BRONCHIOLITIS mur1,2016
The majority of cases in which an etiologic agent has been identified are associated with RSV.
Other viruses associated with bronchiolitis include human metapneumovirus, bocavirus, parainfluenza virus, influenza A and B viruses, adenovirus, measles, and rhinoviruses.
The major differential diagnostic consideration is asthma, which is uncommon in children younger than one year old.

PNEUMONIA mur1,2016
Viruses are important causes of pneumonia in both adults and children.
They have been associated with up to 40% of radiographically proven pneumonias in hospitalized adults and are estimated to cause 16% of total pneumonias in pediatric outpatients and up to 49% in hospitalized infants.
These figures may underestimate the importance of viral infections as a cause of pneumonia, particularly in outpatients, because of the insensitivity of viral diagnostic methods and because of the lack of chest radiographs in many patients with acute viral infections.

The relative importance of the different viruses as causes of pneumonia depends on the season and the age distribution of the population under study.
During outbreaks, influenza virus accounts for more than 50% of viral pneumonia in adults.
In addition, RSV, adenovirus, parainfluenza virus, and varicella virus cause pneumonia in normal adults.
Unusual viruses continue to emerge in epidemics of severe acute pneumonitis, including hantavirus, coronavirus (SARS), and avian influenza A viruses.

In children, RSV, parainfluenza virus, and adenovirus, in addition to influenza viruses, are the most important causes of pneumonia.
Measles virus pneumonia affects children and adults during epidemics in susceptible populations.
There are reports of cases of pneumonia in adults and children attributable to rhinovirus, but the evidence that these viruses are definite causes of pneumonia is circumstantial.
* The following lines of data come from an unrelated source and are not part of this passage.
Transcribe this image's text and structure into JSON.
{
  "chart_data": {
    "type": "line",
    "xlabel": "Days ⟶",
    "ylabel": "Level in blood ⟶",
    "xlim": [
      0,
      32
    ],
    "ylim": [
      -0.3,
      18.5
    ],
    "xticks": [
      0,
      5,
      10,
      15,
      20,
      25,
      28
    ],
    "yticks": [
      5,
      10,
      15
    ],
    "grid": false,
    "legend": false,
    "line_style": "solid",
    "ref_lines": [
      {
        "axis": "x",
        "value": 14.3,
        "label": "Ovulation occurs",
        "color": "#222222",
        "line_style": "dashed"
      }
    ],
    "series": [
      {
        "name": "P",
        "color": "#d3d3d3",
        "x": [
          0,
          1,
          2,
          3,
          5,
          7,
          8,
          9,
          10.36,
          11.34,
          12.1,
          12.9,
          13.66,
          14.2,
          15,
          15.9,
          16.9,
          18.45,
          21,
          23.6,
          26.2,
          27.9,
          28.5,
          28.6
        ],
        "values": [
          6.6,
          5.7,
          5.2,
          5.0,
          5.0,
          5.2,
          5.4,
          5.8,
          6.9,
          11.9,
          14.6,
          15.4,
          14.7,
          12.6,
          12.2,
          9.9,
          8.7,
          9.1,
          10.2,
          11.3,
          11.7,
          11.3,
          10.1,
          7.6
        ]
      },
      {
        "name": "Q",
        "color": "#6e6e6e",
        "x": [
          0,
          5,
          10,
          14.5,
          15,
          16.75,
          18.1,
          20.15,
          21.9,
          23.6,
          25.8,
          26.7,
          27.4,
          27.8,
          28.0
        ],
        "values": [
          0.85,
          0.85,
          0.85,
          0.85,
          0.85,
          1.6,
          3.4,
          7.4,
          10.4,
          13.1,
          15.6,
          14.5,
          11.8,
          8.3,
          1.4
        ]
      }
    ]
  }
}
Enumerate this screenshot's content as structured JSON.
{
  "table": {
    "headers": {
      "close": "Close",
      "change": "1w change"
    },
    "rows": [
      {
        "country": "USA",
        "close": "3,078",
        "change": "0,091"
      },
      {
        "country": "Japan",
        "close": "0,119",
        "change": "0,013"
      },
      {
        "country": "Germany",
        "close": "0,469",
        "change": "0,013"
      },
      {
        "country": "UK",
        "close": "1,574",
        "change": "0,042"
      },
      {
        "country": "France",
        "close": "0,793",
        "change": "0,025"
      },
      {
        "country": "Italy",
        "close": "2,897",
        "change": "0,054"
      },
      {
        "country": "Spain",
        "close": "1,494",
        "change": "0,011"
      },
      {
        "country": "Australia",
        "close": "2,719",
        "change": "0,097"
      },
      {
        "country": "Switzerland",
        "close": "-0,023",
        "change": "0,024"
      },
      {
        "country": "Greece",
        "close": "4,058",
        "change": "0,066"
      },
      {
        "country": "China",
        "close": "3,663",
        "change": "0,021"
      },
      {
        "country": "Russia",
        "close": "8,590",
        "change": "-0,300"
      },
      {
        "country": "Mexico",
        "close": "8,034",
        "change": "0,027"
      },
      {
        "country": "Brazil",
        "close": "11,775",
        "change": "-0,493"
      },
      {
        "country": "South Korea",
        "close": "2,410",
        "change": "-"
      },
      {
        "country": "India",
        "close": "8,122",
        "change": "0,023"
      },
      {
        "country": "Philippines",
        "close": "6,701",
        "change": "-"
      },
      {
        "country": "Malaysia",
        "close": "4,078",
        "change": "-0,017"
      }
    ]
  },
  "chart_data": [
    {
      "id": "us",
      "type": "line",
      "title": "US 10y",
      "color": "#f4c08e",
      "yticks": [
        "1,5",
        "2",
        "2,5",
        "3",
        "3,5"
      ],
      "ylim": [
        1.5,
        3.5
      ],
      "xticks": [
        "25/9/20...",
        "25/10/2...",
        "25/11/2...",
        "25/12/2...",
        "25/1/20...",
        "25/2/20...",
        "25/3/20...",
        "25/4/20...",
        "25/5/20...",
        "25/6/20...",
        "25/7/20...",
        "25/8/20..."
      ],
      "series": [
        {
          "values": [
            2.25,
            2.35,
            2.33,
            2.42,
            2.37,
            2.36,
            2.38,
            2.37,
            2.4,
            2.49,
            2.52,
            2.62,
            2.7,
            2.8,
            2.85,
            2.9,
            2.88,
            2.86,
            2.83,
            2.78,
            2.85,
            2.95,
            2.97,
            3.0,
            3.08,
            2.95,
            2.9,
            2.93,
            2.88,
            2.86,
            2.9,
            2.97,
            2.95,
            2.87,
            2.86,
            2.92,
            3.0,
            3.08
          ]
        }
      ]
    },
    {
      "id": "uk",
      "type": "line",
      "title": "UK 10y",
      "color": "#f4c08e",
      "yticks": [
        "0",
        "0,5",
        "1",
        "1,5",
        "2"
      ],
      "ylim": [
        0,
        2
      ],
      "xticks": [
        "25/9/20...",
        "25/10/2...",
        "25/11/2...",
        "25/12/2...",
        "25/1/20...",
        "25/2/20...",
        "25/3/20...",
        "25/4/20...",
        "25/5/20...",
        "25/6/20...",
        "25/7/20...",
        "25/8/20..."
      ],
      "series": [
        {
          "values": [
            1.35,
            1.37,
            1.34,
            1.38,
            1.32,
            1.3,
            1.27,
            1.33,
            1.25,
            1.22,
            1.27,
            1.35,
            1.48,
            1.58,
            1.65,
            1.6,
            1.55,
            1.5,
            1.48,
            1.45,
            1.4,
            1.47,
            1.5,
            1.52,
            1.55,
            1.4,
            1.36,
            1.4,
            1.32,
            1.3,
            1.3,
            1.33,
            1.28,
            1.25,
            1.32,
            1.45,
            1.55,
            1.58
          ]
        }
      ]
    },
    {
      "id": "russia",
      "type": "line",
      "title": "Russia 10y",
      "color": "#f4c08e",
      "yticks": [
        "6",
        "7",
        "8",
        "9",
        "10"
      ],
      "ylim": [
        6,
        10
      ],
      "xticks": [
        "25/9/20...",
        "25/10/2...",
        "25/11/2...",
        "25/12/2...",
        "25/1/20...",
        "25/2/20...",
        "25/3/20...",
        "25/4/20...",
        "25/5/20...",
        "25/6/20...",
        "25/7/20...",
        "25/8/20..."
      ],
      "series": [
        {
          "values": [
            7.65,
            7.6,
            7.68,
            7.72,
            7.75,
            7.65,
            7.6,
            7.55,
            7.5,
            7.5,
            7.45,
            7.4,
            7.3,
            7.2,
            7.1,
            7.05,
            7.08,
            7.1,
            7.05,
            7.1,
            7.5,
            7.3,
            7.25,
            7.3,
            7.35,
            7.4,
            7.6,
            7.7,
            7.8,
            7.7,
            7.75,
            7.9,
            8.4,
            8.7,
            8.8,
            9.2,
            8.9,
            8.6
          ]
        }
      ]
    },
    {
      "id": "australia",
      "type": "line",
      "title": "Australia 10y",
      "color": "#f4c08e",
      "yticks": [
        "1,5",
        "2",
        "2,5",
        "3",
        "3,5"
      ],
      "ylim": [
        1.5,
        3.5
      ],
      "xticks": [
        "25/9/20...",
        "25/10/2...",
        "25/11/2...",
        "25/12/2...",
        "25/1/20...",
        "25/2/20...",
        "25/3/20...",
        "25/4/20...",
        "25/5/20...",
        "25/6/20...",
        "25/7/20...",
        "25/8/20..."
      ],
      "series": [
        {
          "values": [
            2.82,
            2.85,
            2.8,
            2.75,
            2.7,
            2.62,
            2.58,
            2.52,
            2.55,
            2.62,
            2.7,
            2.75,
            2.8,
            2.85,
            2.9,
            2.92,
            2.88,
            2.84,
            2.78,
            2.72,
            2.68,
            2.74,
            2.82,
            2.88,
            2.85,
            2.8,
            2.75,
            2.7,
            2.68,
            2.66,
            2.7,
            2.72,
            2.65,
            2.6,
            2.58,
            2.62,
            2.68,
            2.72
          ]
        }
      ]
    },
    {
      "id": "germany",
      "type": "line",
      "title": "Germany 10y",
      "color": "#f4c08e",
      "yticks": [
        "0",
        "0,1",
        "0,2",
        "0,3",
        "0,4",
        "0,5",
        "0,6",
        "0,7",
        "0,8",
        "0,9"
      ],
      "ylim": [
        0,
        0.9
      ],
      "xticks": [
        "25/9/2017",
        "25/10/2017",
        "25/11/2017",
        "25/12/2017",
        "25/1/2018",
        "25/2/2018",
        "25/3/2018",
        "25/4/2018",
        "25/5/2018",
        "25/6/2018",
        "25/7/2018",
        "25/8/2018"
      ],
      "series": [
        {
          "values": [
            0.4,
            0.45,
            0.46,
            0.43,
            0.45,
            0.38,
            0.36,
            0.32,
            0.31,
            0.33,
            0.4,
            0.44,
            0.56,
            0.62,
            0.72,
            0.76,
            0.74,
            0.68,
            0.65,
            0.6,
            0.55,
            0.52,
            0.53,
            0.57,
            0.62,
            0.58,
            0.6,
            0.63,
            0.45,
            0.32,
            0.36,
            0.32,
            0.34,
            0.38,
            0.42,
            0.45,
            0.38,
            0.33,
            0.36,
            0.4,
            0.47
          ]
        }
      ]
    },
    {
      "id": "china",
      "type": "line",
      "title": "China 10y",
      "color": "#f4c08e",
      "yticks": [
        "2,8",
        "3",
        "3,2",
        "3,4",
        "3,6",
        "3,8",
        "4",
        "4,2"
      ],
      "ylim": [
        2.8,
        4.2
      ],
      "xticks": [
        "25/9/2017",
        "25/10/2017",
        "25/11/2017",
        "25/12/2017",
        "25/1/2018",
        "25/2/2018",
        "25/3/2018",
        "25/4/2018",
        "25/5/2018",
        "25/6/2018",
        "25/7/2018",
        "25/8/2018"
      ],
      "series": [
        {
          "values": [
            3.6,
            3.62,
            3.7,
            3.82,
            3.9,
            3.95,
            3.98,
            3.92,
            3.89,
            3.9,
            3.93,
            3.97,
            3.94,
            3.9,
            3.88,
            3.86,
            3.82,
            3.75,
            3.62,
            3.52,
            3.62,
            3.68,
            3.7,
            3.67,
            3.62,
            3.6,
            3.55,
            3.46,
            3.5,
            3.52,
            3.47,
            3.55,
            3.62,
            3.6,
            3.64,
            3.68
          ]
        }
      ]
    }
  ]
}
The clinical and radiographic features of sporadic cases of viral pneumonia are usually not sufficiently characteristic to permit specific viral diagnosis or differentiation from bacterial pneumonias on clinical grounds alone.
Exceptions include measles and varicella pneumonia, in which the associated rash establishes the diagnosis.

Therefore, attention is first directed at excluding primary or secondary bacterial pneumonia.
Tests to detect viral antigens or nucleic acid are increasingly available and are rapidly being adopted as the preferred approaches for establishing the etiologic diagnosis.

Viral pneumonias with extensive involvement of lung tissue may require prolonged ventilatory assistance and pulmonary rehabilitation.
Some cases of viral pneumonia have a rapid and relentless fatal course, with generalized alveolar and interstitial opacities, development of the adult respiratory distress syndrome (ARDS), and progressive respiratory failure.